The word ALL, which must follow a comparison operator, means “return TRUE if the comparison is TRUE for ALL of the values in the column that the subquery returns.”:

operand comparison_operator ALL (subquery)

For example:

SELECT s1 FROM t1 WHERE s1 > ALL (SELECT s1 FROM t2);

Suppose that there is a row in table t1 containing (10). The expression is TRUE if table t2 contains (-5,0,+5) because 10 is greater than all three values in t2. The expression is FALSE if table t2 contains (12,6,NULL,-100) because there is a single value 12 in table t2 that is greater than 10, and the result returns Empty set. The expression is unknown (that is, NULL) if table t2 contains (0,NULL,1).

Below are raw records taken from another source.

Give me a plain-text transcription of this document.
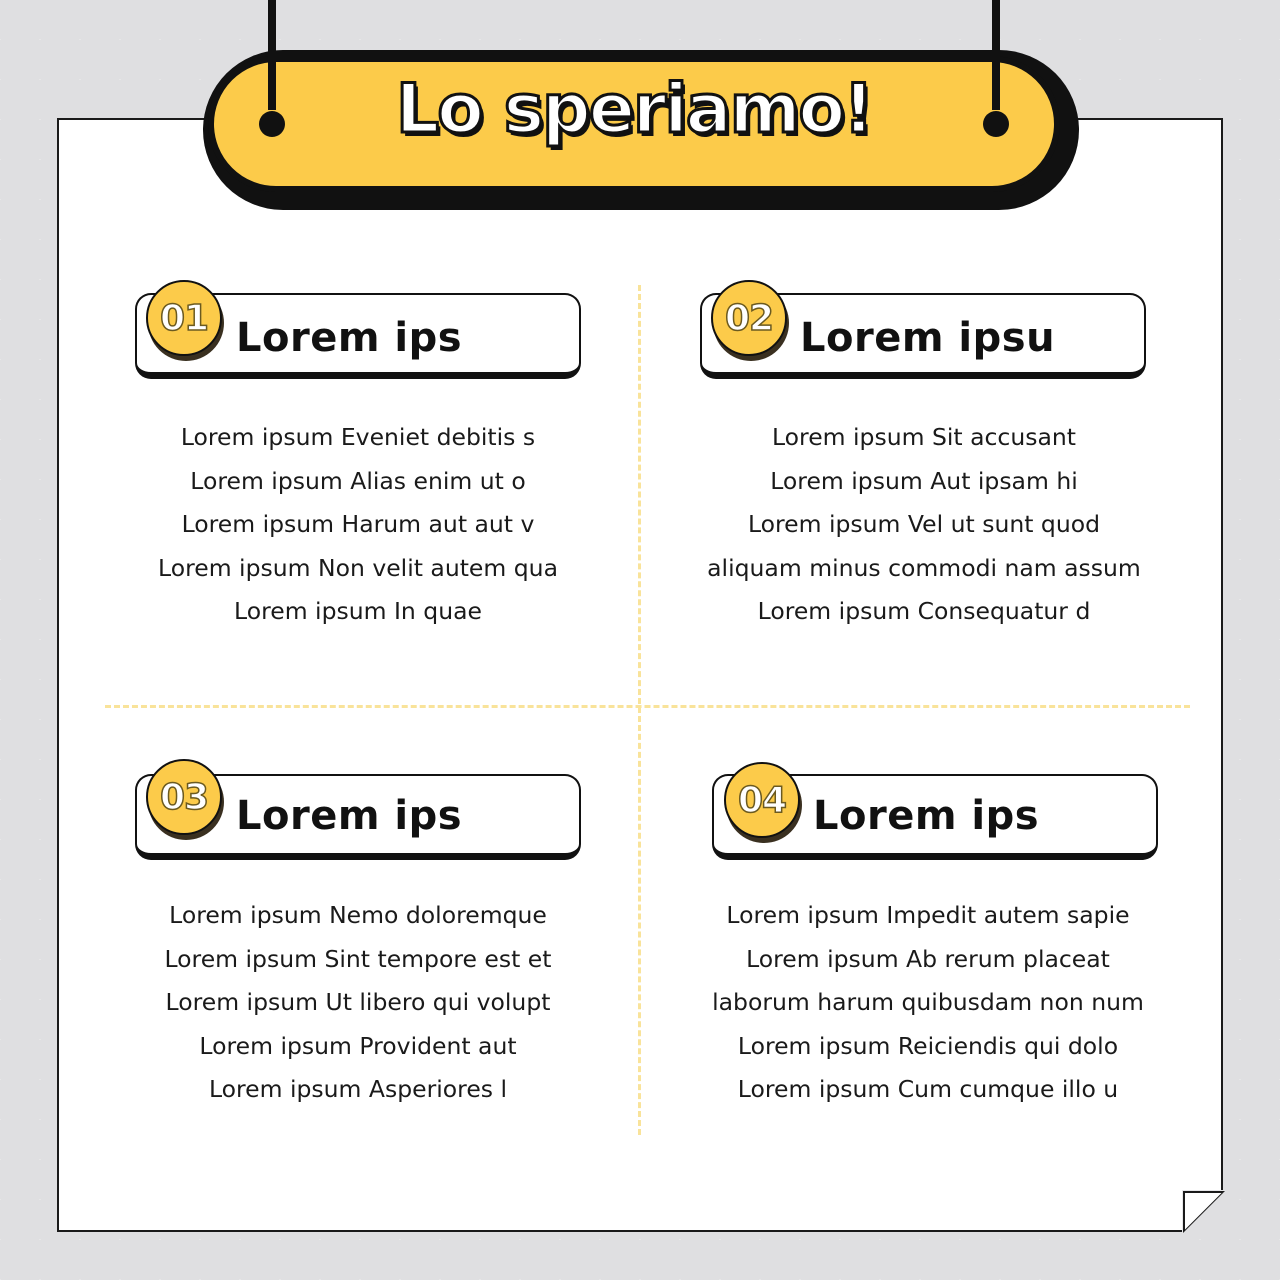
Lo speriamo!
01 Lorem ips
Lorem ipsum Eveniet debitis s
Lorem ipsum Alias enim ut o
Lorem ipsum Harum aut aut v
Lorem ipsum Non velit autem qua
Lorem ipsum In quae
02 Lorem ipsu
Lorem ipsum Sit accusant
Lorem ipsum Aut ipsam hi
Lorem ipsum Vel ut sunt quod
aliquam minus commodi nam assum
Lorem ipsum Consequatur d
03 Lorem ips
Lorem ipsum Nemo doloremque
Lorem ipsum Sint tempore est et
Lorem ipsum Ut libero qui volupt
Lorem ipsum Provident aut
Lorem ipsum Asperiores l
04 Lorem ips
Lorem ipsum Impedit autem sapie
Lorem ipsum Ab rerum placeat
laborum harum quibusdam non num
Lorem ipsum Reiciendis qui dolo
Lorem ipsum Cum cumque illo u
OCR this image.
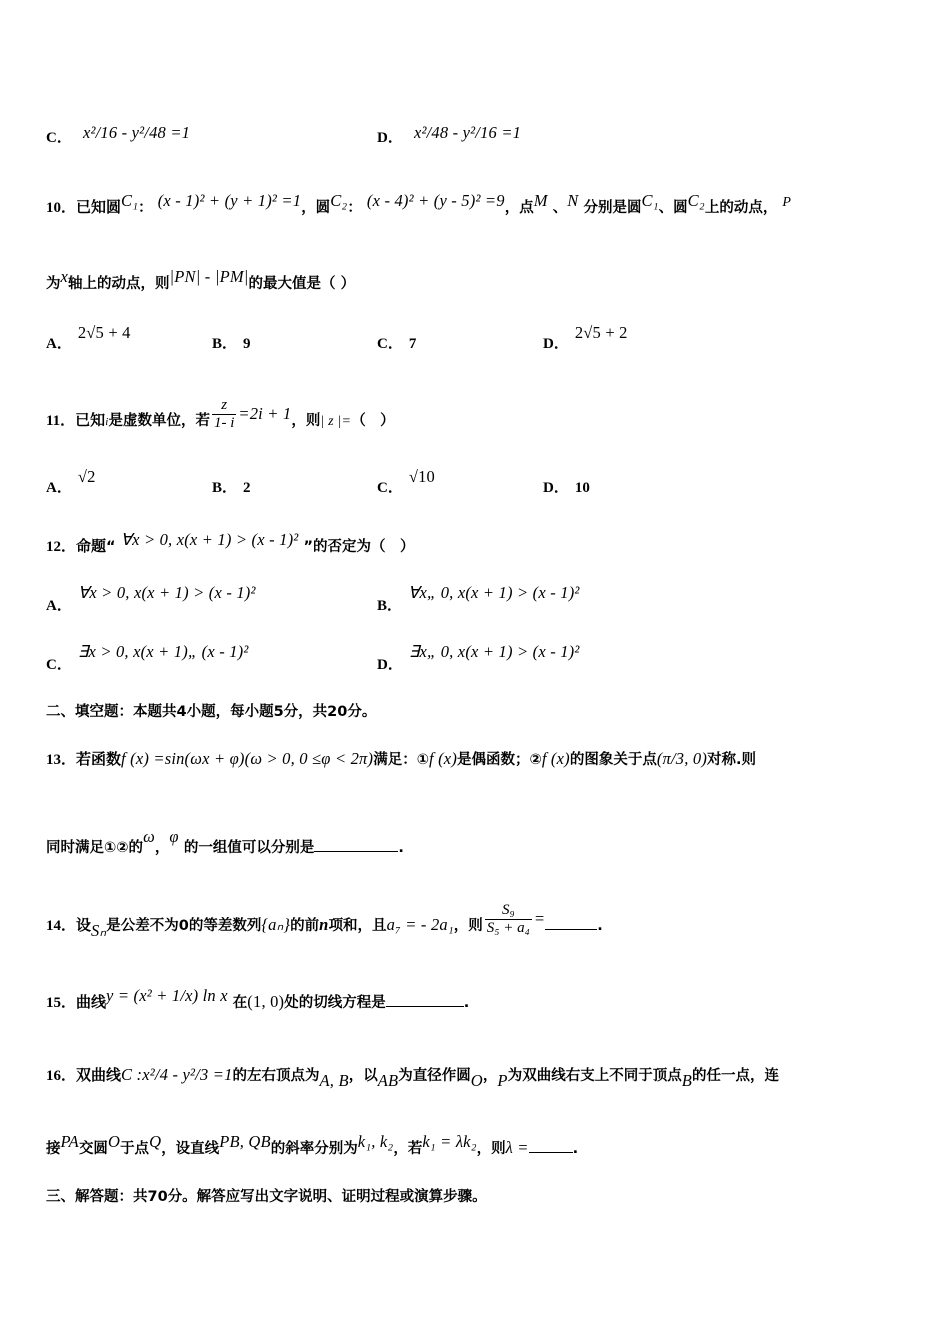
C． x²/16 - y²/48 =1	D． x²/48 - y²/16 =1
10．已知圆C₁： (x - 1)² + (y + 1)² =1，圆C₂： (x - 4)² + (y - 5)² =9，点M 、N 分别是圆C₁、圆C₂上的动点， P
为x轴上的动点，则|PN| - |PM|的最大值是（ ）
A．2√5 + 4
B． 9	C． 7	D．2√5 + 2
11．已知i是虚数单位，若 $\frac{z}{1- i} =2i + 1$，则| z |=（　）
A．√2
B． 2	C．√10
D． 10
12．命题“ ∀x > 0, x(x + 1) > (x - 1)² ”的否定为（　）
A．∀x > 0, x(x + 1) > (x - 1)²
B．∀x„ 0, x(x + 1) > (x - 1)²
C．∃x > 0, x(x + 1)„ (x - 1)²
D．∃x„ 0, x(x + 1) > (x - 1)²
二、填空题：本题共4小题，每小题5分，共20分。
13．若函数f (x) =sin(ωx + φ)(ω > 0, 0 ≤φ < 2π)满足：①f (x)是偶函数；②f (x)的图象关于点(π/3, 0)对称.则
同时满足①②的ω，φ 的一组值可以分别是	.
14．设Sₙ是公差不为0的等差数列{aₙ}的前n项和，且a₇ = - 2a₁，则 $\frac{\text{S₉}}{\text{S₅ + a₄}}$ =	.
15．曲线y = (x² + 1/x) ln x 在(1, 0)处的切线方程是	.
16．双曲线C :x²/4 - y²/3 =1的左右顶点为A, B，以AB为直径作圆O，P为双曲线右支上不同于顶点B的任一点，连
接PA交圆O于点Q，设直线PB, QB的斜率分别为k₁, k₂，若k₁ = λk₂，则λ =	.
三、解答题：共70分。解答应写出文字说明、证明过程或演算步骤。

Finally, the expression is TRUE if table t2 is empty. So, the following expression is TRUE when table t2 is empty:

SELECT * FROM t1 WHERE 1 > ALL (SELECT s1 FROM t2);

But this expression is NULL when table t2 is empty:

SELECT * FROM t1 WHERE 1 > (SELECT s1 FROM t2);

In addition, the following expression is NULL when table t2 is empty:

SELECT * FROM t1 WHERE 1 > ALL (SELECT MAX(s1) FROM t2);

In general, tables containing NULL values and empty tables are “edge cases.” When writing subqueries, always consider whether you have taken those two possibilities into account.

Syntax

> SELECT column_name(s) FROM table_name {WHERE | HAVING} [not] expression comparison_operator ALL (subquery)

Examples

> create table t1 (a int);
> create table t2 (a int, b int);
> create table t3 (a int);
> create table t4 (a int not null, b int not null);
> create table t5 (a int);
> create table t6 (a int, b int);
> insert into t1 values (2);
> insert into t2 values (1,7),(2,7);
> insert into t4 values (4,8),(3,8),(5,9);
> insert into t5 values (null);
> insert into t3 values (6),(7),(3);
> insert into t6 values (10,7),(null,7);
> select * from t3 where a <> all (select b from t2);
+------+
| a    |
+------+
|    6 |
|    3 |
+------+
2 rows in set (0.00 sec)

> select * from t4 where 5 > all (select a from t5);
+------+------+
| a    | b    |
+------+------+
|    4 |    8 |
|    3 |    8 |
|    5 |    9 |
+------+------+
3 rows in set (0.01 sec)

> select * from t3 where 10 > all (select b from t2);
+------+
| a    |
+------+
|    6 |
|    7 |
|    3 |
+------+
3 rows in set (0.00 sec)

Constraints

MatrixOne does not support selecting multiple columns for the subquery.